Haim singles chronology
| "Falling" (2013) | "The Wire" (2013) | "If I Could Change Your Mind" (2014) |

Music video
- "The Wire" on YouTube

= The Wire (Haim song) =

"The Wire" is the fourth single from American rock band Haim's debut studio album, Days Are Gone (2013), released in the United Kingdom on September 22, 2013. The song had previously been released on US radio on September 17, 2013. The song peaked at number 16 in the UK Singles Chart, and at number 25 in the Billboard Hot Rock Songs. It also went platinum in Australia, and featured at number 11 in radio station Triple J's Hottest 100 Countdown of 2013. The song ranked highly at number 6 on Pitchfork Top 100 Tracks of 2013 list. and at number 91 on Pitchfork 200 Best Songs of the 2010s list. It was number 16 on Rolling Stone magazine's 100 Best Songs of 2013 list. A music video to accompany the release of "The Wire" was first released onto YouTube on August 12, 2013, at a total length of four minutes and fourteen seconds.

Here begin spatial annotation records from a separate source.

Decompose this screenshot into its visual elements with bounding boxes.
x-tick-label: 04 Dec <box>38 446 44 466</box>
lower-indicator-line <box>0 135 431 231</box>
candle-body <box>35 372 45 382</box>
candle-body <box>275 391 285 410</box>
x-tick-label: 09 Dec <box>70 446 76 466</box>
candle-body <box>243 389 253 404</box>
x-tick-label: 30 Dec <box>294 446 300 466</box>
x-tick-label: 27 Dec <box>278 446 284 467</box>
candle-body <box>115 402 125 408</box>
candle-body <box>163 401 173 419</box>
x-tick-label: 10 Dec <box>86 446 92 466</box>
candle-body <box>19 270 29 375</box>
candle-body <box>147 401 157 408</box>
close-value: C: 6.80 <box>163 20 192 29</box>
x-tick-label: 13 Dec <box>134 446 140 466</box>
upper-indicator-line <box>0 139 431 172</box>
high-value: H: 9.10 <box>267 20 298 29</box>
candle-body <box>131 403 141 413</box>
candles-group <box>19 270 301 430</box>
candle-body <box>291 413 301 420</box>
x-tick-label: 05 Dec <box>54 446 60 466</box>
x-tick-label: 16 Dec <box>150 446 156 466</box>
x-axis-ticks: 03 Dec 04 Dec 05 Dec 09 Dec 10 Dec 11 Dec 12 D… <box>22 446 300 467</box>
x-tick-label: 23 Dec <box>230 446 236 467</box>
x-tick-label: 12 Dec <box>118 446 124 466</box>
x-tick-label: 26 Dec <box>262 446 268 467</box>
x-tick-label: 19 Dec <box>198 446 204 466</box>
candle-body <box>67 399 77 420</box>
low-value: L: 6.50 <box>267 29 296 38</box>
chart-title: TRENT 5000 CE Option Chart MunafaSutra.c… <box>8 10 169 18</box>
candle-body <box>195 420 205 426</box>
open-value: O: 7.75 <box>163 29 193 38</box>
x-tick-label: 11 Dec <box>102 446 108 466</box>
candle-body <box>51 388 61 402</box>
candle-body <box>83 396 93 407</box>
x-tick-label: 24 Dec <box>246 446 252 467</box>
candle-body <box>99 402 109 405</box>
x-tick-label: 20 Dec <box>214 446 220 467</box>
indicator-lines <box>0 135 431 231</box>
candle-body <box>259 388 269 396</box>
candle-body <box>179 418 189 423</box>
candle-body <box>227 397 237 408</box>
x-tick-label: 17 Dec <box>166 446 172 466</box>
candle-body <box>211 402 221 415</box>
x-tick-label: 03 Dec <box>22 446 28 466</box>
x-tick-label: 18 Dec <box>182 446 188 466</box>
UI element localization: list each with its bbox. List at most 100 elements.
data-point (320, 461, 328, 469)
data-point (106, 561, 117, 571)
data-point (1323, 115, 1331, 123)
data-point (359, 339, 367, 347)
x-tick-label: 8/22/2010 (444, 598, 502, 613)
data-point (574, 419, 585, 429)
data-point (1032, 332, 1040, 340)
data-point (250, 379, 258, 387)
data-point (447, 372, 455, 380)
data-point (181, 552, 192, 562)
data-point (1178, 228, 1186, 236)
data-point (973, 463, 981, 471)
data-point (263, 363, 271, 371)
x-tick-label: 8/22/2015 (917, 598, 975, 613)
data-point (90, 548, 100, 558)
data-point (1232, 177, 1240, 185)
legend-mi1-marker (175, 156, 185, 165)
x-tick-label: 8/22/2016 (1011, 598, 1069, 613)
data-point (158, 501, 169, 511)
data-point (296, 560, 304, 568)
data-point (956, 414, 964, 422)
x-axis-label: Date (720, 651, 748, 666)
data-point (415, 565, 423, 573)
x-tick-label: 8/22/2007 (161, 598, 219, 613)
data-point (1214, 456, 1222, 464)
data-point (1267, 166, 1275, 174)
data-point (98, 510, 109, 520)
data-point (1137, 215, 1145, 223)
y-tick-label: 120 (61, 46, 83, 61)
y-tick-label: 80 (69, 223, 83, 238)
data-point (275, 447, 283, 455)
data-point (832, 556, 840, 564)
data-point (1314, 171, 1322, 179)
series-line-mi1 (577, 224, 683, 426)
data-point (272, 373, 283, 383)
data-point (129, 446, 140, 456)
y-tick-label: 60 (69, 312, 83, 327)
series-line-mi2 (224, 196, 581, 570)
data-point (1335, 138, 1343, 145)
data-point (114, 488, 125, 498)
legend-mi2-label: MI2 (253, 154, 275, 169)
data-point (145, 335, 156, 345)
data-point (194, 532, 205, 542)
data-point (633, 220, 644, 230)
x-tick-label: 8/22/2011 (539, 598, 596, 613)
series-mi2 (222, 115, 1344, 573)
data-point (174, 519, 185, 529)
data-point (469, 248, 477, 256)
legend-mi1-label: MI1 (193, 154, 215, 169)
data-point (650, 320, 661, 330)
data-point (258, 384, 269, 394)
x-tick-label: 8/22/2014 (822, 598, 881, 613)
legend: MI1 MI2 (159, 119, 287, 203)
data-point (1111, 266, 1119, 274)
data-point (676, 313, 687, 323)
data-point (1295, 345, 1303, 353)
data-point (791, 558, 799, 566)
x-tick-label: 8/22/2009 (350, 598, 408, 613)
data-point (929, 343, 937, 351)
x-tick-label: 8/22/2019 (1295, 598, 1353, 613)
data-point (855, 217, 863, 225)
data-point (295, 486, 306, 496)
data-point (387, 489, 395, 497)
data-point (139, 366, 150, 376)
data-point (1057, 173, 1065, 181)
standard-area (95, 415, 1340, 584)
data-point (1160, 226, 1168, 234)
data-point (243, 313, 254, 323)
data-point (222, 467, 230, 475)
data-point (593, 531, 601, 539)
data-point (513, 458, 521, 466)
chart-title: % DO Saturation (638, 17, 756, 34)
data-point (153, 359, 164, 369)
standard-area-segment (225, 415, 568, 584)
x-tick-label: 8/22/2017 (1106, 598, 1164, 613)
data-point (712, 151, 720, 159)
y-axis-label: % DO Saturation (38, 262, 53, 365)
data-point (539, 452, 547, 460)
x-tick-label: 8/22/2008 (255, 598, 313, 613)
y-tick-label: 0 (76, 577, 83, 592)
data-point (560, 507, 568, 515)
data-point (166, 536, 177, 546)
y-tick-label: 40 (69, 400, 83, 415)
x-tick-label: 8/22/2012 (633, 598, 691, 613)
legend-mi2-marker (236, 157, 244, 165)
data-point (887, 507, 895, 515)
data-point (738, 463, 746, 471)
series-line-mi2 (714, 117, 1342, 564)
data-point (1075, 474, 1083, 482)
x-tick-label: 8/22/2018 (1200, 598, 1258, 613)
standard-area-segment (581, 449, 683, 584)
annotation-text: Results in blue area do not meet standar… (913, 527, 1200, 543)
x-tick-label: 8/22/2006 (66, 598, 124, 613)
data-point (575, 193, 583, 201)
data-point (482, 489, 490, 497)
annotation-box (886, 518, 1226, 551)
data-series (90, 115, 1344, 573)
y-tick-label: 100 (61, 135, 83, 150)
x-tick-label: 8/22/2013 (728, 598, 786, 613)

The video features an appearance from comedian Jorma Taccone.

==Track listing==

Digital download
| No. | Title | Length |
|---|---|---|
| 1. | "The Wire" | 4:05 |

==Chart performance==
===Weekly charts===

| Chart (2013) | Peak position |
|---|---|
| Australia (ARIA) | 12 |
| Belgium (Ultratip Bubbling Under Flanders) | 6 |
| Ireland (IRMA) | 26 |
| Japan Hot 100 (Billboard) | 56 |
| New Zealand (Recorded Music NZ) | 17 |
| Scottish Singles Sales (Official Charts) | 17 |
| Switzerland Airplay (Schweizer Hitparade) | 87 |
| UK Singles (Official Charts) | 16 |
| US Hot Rock & Alternative Songs (Billboard) | 25 |

===Year-end charts===

| Chart (2014) | Position |
|---|---|
| US Hot Rock Songs (Billboard) | 79 |

==Certifications==

| Region | Certification | Certified units/sales |
| Australia (ARIA) | Platinum | 70,000^{^} |
| Canada (Music Canada) | Gold | 40,000^{‡} |
| New Zealand (RMNZ) | Platinum | 15,000^{*} |
| United Kingdom (BPI) | Gold | 400,000^{‡} |
| United States (RIAA) | Platinum | 1,000,000^{‡} |
^{*} Sales figures based on certification alone. ^{^} Shipments figures based on certification alone. ^{‡} Sales+streaming figures based on certification alone.

==Release history==

| Region | Date | Format | Label |
| Australia | August 9, 2013 | Digital download | Polydor |
| United Kingdom | September 22, 2013 |

==In popular culture==
- The song appears in the first episode ("Gone But Not Forgotten") of season two of Bates Motel.
- The song appears in the sixth episode ("Dissolution") of season three of Revenge.
- The song appears in the 2014 film Vampire Academy.
- The song appears in the first episode ("300") of season fourteen of Criminal Minds.
- The song appears in the trailer of the 2017 film Home Again.